…and no, I’m not talking about pro-forma income statements, but about actual novels.
Howard Davis, writing in Financial Times (8/22) says:
It is often said, with some justification, that there is no current British novelist who shows an interest in, and understanding of business life to match, say, Tom Wolfe. I can think of no fictional representation of the flora and fauna of London’s financial markets to rival The Bonfire of the Vanities. Nor can I imagine a British novelist who could write a magnificent novel about an estate agent, like Richard Ford’s recent The Lay of the Land.

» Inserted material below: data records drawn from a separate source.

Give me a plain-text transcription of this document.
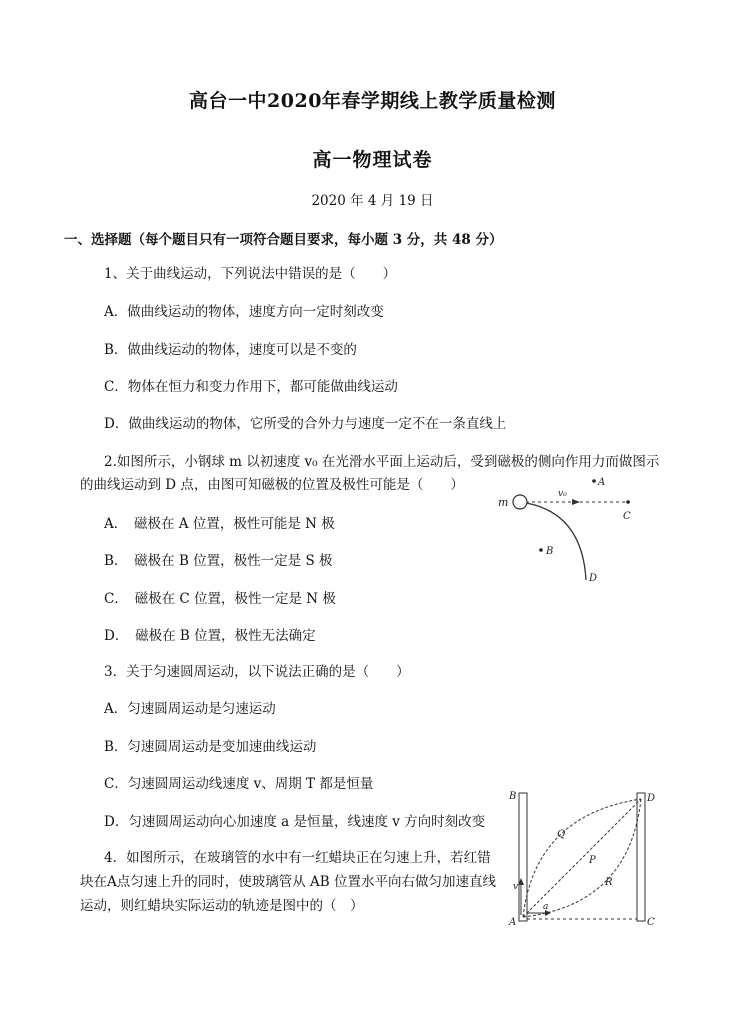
高台一中2020年春学期线上教学质量检测
高一物理试卷
2020 年 4 月 19 日
一、选择题（每个题目只有一项符合题目要求，每小题 3 分，共 48 分）
1、关于曲线运动，下列说法中错误的是（　　）
A．做曲线运动的物体，速度方向一定时刻改变
B．做曲线运动的物体，速度可以是不变的
C．物体在恒力和变力作用下，都可能做曲线运动
D．做曲线运动的物体，它所受的合外力与速度一定不在一条直线上
2.如图所示，小钢球 m 以初速度 v₀ 在光滑水平面上运动后，受到磁极的侧向作用力而做图示
的曲线运动到 D 点，由图可知磁极的位置及极性可能是（　　）
A．　磁极在 A 位置，极性可能是 N 极
B．　磁极在 B 位置，极性一定是 S 极
C．　磁极在 C 位置，极性一定是 N 极
D．　磁极在 B 位置，极性无法确定
m
v₀
A
C
B
D
3．关于匀速圆周运动，以下说法正确的是（　　）
A．匀速圆周运动是匀速运动
B．匀速圆周运动是变加速曲线运动
C．匀速圆周运动线速度 v、周期 T 都是恒量
D．匀速圆周运动向心加速度 a 是恒量，线速度 v 方向时刻改变
4．如图所示，在玻璃管的水中有一红蜡块正在匀速上升，若红错
块在A点匀速上升的同时，使玻璃管从 AB 位置水平向右做匀加速直线
运动，则红蜡块实际运动的轨迹是图中的（　）
B	D
A	C
Q
P
R
v
a
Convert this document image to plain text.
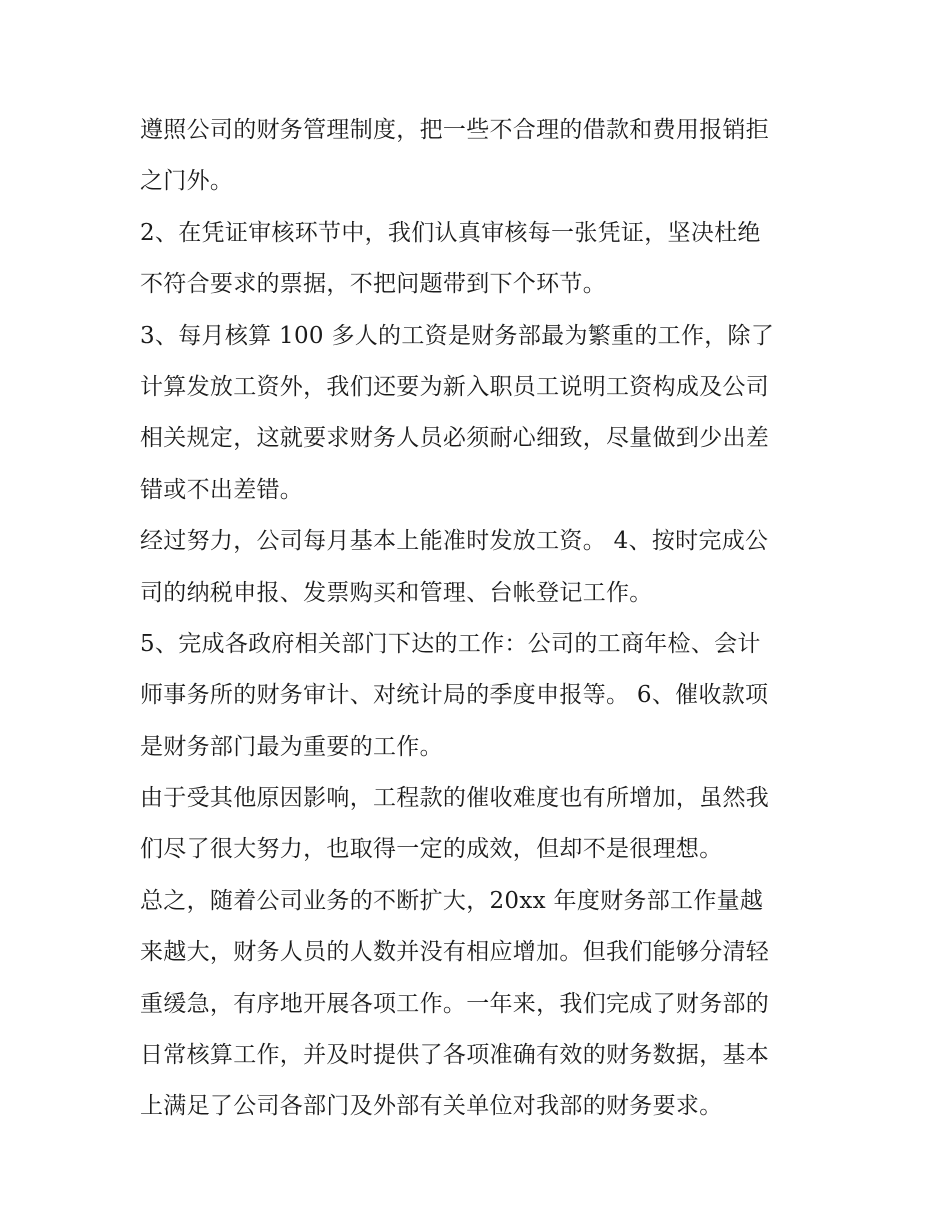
遵照公司的财务管理制度，把一些不合理的借款和费用报销拒
之门外。
2、在凭证审核环节中，我们认真审核每一张凭证，坚决杜绝
不符合要求的票据，不把问题带到下个环节。
3、每月核算 100 多人的工资是财务部最为繁重的工作，除了
计算发放工资外，我们还要为新入职员工说明工资构成及公司
相关规定，这就要求财务人员必须耐心细致，尽量做到少出差
错或不出差错。
经过努力，公司每月基本上能准时发放工资。 4、按时完成公
司的纳税申报、发票购买和管理、台帐登记工作。
5、完成各政府相关部门下达的工作：公司的工商年检、会计
师事务所的财务审计、对统计局的季度申报等。 6、催收款项
是财务部门最为重要的工作。
由于受其他原因影响，工程款的催收难度也有所增加，虽然我
们尽了很大努力，也取得一定的成效，但却不是很理想。
总之，随着公司业务的不断扩大，20xx 年度财务部工作量越
来越大，财务人员的人数并没有相应增加。但我们能够分清轻
重缓急，有序地开展各项工作。一年来，我们完成了财务部的
日常核算工作，并及时提供了各项准确有效的财务数据，基本
上满足了公司各部门及外部有关单位对我部的财务要求。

Actually, it seems to me that serious recent novels that deal with business are pretty scarce on both sides of the Atlantic. Right off, I can think of a couple:
There’s Tom Wolfe’s A Man in Full, in my view a much better piece of work than Bonfire. I also liked Nice Work, by David Lodge, which is about the relationship between Vic, the general manager of a British foundry, and Robyn, a university lecturer in 19th century literature.
There are also a few nonfiction business books that are so intense and/or well-written that they would have made good novels if they hadn’t been real. Father, Son, and Company, by Tom Watson Jr of IBM, falls in this category. So does On the Rails, by Linda Niemann, a PhD who took a job as a brakeman for the Southern Pacific Railroad. (My review of the Niemann book here.)
What other recent business novels are out there? Any other business memoirs of literary quality?